I'll try to keep this short, but here it is.... The small business office where I work purchased a database CD which is in pipe delimited format. I'm confident we can't get the data any other way. I can open it with all the data in Wordpad to view, but we would like to be able to open into a spreadsheet or database that puts each piped piece of data into a seperate column or field so we can sort and maybe print merge the data for labels, etc. We are running Win98 and MSWorks (an older 4.X version) on a Pentium II (I think 450 Mhz) machine. This is out of my league... Is there software to buy or can I force it to open like I want?
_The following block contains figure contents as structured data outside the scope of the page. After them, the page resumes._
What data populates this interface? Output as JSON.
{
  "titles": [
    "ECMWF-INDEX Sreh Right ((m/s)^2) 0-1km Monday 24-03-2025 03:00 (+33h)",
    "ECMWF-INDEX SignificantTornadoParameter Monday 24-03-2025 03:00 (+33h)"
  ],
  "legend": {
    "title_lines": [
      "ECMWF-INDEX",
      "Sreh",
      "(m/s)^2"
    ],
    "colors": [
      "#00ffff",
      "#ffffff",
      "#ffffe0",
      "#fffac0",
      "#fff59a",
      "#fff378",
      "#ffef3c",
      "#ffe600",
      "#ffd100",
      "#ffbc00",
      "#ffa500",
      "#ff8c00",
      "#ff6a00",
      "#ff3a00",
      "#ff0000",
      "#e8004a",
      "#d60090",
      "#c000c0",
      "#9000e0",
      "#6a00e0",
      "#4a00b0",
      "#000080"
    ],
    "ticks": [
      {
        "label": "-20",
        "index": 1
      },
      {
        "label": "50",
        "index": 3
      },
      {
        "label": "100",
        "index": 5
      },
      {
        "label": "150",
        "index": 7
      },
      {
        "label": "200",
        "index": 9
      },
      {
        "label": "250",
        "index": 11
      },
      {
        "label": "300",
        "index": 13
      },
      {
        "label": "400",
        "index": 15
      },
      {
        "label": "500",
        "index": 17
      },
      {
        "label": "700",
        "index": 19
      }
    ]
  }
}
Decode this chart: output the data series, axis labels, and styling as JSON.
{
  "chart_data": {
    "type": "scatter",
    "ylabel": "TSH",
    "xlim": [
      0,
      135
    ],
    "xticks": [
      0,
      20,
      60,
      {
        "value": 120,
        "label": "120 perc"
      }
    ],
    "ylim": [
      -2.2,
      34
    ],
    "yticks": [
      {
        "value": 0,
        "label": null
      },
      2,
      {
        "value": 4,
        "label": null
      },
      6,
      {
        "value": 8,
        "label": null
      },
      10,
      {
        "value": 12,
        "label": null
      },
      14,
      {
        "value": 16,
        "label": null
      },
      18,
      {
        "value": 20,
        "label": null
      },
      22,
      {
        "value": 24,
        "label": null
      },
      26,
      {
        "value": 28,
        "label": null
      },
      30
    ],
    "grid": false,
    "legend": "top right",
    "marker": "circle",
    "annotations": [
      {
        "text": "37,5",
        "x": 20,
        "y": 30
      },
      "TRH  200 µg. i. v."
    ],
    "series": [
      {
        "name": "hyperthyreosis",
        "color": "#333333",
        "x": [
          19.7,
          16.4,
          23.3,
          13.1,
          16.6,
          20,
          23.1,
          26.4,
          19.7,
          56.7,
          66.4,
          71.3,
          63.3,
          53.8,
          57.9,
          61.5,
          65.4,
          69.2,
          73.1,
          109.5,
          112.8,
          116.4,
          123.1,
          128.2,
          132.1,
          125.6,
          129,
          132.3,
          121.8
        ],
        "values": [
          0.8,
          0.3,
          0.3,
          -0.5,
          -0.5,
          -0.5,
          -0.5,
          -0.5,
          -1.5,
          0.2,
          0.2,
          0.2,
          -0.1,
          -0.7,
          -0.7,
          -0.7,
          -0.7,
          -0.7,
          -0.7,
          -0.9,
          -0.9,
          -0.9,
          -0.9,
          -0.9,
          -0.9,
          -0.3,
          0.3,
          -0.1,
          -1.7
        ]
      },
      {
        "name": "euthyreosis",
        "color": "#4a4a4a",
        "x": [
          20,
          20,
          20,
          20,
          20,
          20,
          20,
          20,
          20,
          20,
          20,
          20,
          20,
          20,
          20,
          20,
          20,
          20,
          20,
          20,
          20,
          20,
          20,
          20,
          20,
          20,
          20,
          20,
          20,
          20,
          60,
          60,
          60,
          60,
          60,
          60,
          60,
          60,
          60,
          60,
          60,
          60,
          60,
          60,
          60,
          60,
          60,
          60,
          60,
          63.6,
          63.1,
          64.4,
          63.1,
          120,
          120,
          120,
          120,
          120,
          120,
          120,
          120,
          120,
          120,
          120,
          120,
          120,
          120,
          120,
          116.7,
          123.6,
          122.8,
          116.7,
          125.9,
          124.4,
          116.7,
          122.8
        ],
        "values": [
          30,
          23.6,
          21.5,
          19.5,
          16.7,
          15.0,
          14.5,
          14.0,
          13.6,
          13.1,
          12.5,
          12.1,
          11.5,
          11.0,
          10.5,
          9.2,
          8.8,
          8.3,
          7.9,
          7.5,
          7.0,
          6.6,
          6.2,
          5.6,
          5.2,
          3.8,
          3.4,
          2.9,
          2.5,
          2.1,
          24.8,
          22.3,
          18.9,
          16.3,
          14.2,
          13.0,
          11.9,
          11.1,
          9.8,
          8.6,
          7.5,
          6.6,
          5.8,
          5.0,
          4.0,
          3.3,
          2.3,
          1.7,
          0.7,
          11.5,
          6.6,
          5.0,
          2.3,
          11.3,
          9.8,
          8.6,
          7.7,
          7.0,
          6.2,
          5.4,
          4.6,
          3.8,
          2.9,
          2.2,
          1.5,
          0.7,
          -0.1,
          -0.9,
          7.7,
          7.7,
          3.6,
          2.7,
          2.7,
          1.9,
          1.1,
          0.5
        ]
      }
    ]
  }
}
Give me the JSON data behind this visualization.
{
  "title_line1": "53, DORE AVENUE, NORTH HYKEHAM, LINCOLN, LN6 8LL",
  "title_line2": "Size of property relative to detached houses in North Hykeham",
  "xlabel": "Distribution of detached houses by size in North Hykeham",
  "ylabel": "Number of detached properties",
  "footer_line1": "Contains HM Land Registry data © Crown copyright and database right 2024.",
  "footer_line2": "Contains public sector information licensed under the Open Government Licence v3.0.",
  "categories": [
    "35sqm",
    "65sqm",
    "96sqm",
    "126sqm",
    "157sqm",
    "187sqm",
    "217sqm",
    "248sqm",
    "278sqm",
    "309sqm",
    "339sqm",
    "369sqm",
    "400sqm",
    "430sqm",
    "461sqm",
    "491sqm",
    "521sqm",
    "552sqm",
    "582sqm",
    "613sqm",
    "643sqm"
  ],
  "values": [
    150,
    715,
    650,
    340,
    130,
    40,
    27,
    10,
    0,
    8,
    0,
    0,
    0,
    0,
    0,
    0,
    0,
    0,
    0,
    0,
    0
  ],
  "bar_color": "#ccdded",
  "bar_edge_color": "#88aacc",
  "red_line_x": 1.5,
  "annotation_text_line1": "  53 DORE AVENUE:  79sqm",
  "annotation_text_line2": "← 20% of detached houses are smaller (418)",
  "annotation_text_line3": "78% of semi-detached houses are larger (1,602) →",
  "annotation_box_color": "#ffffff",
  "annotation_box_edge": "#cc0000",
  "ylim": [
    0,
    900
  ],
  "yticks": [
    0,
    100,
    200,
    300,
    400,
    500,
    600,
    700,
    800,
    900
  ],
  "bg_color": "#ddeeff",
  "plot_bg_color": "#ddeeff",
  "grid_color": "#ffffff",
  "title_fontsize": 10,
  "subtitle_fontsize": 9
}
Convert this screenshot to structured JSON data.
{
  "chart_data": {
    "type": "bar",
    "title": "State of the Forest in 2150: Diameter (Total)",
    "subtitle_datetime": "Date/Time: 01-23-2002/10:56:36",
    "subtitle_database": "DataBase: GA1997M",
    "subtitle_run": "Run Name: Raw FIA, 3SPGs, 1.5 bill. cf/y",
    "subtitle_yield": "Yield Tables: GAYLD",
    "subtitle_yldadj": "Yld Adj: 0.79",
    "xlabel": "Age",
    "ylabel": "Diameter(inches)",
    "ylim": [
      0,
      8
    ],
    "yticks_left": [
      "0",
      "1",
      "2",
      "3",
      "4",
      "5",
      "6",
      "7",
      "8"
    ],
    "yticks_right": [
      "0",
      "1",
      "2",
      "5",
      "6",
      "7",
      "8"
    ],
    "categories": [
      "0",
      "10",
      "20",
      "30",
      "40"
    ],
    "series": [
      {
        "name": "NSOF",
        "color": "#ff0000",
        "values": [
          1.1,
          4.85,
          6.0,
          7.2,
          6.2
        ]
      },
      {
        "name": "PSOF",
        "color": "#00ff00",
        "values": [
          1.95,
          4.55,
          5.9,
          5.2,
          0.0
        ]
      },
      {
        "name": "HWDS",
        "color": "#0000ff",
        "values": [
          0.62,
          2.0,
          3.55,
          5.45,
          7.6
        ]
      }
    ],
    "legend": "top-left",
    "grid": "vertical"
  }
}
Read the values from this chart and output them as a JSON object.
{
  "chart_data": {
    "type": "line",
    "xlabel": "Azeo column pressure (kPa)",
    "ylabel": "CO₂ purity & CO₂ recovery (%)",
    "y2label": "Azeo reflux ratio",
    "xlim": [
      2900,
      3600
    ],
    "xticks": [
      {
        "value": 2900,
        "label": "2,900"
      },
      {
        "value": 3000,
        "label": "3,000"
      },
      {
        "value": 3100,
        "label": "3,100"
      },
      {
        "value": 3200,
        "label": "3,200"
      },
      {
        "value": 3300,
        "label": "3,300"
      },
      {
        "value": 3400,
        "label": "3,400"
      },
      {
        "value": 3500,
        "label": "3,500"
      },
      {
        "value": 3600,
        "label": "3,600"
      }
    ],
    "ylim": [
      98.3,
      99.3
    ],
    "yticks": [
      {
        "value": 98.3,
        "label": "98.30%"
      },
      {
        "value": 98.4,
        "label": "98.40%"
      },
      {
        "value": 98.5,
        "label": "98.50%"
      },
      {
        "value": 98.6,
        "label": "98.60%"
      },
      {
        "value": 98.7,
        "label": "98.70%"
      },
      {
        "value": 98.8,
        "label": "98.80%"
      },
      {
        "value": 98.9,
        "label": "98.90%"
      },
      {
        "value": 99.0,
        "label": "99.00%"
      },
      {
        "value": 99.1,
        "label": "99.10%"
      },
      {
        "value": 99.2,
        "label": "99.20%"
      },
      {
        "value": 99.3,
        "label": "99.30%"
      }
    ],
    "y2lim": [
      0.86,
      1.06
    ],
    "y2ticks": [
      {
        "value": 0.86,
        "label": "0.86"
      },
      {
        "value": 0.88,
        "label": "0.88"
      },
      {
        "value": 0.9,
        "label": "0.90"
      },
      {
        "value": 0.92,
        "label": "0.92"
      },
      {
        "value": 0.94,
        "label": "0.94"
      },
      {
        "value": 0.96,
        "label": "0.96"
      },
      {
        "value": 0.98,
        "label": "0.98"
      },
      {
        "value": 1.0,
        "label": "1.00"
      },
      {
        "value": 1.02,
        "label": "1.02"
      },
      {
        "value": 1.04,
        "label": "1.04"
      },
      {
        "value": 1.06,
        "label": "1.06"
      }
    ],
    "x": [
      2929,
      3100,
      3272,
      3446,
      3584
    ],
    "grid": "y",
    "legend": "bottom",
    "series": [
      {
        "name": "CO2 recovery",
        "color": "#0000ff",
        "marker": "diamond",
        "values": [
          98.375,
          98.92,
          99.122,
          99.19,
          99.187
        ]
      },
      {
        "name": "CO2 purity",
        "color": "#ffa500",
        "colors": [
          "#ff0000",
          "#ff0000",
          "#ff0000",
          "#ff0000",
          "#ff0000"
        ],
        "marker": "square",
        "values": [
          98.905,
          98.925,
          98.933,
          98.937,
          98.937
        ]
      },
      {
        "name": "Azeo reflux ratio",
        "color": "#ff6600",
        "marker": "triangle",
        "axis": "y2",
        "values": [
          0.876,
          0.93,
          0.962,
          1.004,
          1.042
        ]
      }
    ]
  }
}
I tried opening in Works Spreadsheet and it combined the data and put it all in 2 columns... I used a friend's Excel program to see if it was any different and it put all data in 1 column. HELP! Thanks for anything... I'd like to learn. Like I said, our office is small and I'm probably the most computer literate, so I'd like to figure this out.


----------



## Rockn (Jul 29, 2001)

Importing into Excel should work just fine, you just need to specify the pipe | charachter as your delimiter during the import process.


----------



## Rollin_Again (Sep 4, 2003)

If you open with Excel you can use a feature called *Text to Columns* to delimit the data however you want. Just select the single column of Excel data and then click *Data --> Text to Columns*. You can then either manually insert breaks between your data or you can tell Excel to delimit the data using spaces or any other character including the pipe character *|*

Rollin


----------



## Comp_crazy (Sep 24, 2004)

Thanks for the info... I'd love to try it and will figure out something, but right now we don't have Excel. Remember, I took the CD to a friend's house and tried and Excel is pretty expensive, but if we have to I guess we'll bite the bullet and buy it. Any possible way I can do this in Works Spreadsheet? I did not see any import feature though, just open.


----------



## Rockn (Jul 29, 2001)

A spreadsheet is a spreadsheet and Works is almost the same as Excel. Open it as a text file and use the import settings like described.


----------